The NBC methodology has been developed to sit within a specific legislative framework. By defining the NBC as the upper 95 % confidence limit of the 95th percentile, it generates a question as to how conservative the approach taken is. In contrast to this, the ULBL methodology generates the maximum number of outliers using a boxplot of nontransformed data, in order to generate the lowest ULBL concentration. This is demonstrated in Fig. 6, where generally the ULBL values calculated are slightly lower than the NBC concentrations. A notable exception to this is for Cr, Cu, Ni and V in the basalts domain, where on all four occasions, the ULBL method calculated higher concentrations than the NBC methodology. The largest difference was for Cu, where the ULBL method calculated a concentration 28 % higher than the NBC. As well as this, the distribution of the data within each of the domains seems to have a large control over the amount of uncertainty calculated for the relevant percentiles in the NBC method, particularly where a large amount of outliers are present. The transformations applied mainly account for the skewed distributions, but examples remain where the data transformation does not seem to be fully effective (vanadium’s peat domain). It is clear from the previous discussion that both methods have their strengths; however, in general, the ULBL concentrations provide more realistic concentrations for typical threshold values as defined in this study, across the area and elements shown.
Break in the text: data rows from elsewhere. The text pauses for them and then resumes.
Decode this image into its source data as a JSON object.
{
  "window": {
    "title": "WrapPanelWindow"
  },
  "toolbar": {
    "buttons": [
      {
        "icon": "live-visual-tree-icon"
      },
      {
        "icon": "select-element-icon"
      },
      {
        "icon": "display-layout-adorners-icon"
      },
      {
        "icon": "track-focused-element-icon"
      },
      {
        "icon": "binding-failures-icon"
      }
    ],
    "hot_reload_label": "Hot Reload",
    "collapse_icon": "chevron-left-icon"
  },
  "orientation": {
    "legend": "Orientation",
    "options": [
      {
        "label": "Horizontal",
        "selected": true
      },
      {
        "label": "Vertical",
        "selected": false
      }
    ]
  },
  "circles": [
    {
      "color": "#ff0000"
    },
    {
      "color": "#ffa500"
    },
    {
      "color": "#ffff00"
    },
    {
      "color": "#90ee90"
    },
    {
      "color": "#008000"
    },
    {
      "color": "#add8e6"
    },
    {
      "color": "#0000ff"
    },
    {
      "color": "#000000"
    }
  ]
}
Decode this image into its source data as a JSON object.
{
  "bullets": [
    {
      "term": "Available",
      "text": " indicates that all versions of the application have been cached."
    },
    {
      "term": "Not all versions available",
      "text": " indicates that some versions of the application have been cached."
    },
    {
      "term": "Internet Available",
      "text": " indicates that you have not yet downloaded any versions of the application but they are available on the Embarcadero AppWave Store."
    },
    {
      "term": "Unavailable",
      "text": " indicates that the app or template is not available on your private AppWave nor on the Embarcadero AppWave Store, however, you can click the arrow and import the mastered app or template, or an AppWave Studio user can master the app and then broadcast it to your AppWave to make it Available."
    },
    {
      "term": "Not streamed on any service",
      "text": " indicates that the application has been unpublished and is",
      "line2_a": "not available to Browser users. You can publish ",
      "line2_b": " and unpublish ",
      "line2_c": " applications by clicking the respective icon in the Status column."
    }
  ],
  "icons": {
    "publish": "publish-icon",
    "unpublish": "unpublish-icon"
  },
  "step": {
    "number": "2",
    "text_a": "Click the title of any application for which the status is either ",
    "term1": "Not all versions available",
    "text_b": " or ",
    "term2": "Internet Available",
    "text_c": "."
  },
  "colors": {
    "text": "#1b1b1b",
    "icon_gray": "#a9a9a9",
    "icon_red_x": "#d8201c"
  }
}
An interesting investigation, following on from this work, would be to consider the geographical location of each of the outliers identified using the ULBL method. If specific sources of elements could be identified as causing the elevated concentrations of the outlying values, then clarification of how effectively the method discriminates between anthropogenic diffuse and point source concentrations of elements could be gained.

One of the primary aims of this research was to investigate soil geochemical data for Northern Ireland and determine an output in the form of relevant TTVs, which define the boundary between geogenic and diffuse anthropogenic source contributions to soil, and those associated with point sources. In this respect, the following is suggested for use;

  • ECDF mapping method for establishing the main controls over PTE concentration distributions and allowing the identification of domains,

  • Calculation of TTVs using the ULBL method (currently employed in Finland) within each of the defined domains.

These values will be of interest to a number of parties, as they indicate what a “typical” concentration of an element would be within a defined geographical area. These values should be considered alongside the risk that each of the PTEs poses in these areas, in order to determine potential risk to receptors.